Why exceptions shouldn't be used for flow control [Re: YAS to the "Reading line-by-line" Problem]
wtanksle at dolphin.openprojects.net
Wed Jun 30 01:15:57 CEST 1999
On Mon, 28 Jun 1999 11:17:01 +1200, Greg Ewing wrote:
>William Tanksley wrote:
>> while not f.eof():
>> line = f.readline()
>> # ...
>I'd love to be able to write reading loops that way.
>Unfortunately, it's a fact of life that some of the
>things read() has to deal with are unable to detect
>eof without trying to read something. I think the
>existing definition of read() and friends is the best
>that can be done in those circumstances.
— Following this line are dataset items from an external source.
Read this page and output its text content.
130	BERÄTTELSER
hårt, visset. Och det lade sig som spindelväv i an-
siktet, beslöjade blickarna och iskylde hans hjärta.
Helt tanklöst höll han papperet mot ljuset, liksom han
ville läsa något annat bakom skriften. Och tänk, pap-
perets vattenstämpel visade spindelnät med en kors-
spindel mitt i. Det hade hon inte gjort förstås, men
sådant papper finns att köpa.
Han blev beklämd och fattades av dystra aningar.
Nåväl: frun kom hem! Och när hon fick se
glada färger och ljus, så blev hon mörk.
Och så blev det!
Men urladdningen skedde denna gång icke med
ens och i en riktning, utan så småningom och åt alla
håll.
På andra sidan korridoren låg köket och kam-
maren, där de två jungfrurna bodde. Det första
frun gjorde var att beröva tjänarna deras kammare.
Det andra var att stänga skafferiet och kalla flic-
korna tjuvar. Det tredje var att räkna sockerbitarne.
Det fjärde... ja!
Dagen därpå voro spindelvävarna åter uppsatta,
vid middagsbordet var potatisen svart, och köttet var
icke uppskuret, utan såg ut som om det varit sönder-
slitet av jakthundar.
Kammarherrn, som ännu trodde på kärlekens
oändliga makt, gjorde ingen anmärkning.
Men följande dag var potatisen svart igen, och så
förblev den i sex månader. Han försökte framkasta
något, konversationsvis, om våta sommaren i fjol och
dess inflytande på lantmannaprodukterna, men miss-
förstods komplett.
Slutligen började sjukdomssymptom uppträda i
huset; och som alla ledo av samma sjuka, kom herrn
I'd guess that you're talking about things like text file parsing and
such. I would use readline there, but that's fine. Yes, unstructured
data is more difficult to handle.
>> It's been a while since I've used read, so I
>> don't recall what it actually returns
>It returns an empty string if it can't read more
>than 0 characters, same as readline().
Ah. There's a justification for that, as you observed. I don't like the
fact that readline is stuck doing the same thing (record delimiters are
not really part of the record).
>> in a function designed to get n!=0
>> more characters, an EOF really is an error. Unfortunately for me, that's
>> not the definition of 'read', and never will be.
>Perhaps there should be a 2-parameter version of read:
> read(min, max)
>which would raise an exception if it couldn't read at
>least min characters. Setting min=0 would give the
>current behaviour, and setting min=max would allow
>reading a fixed-length record without having to check
>for errors. Then everyone would be happy!
A facinating solution. Well, since I don't use read, I probably wouldn't
use it, and I'm the only person whining. Therefore, it's probably not
worth implementing (even though it is a cool solution).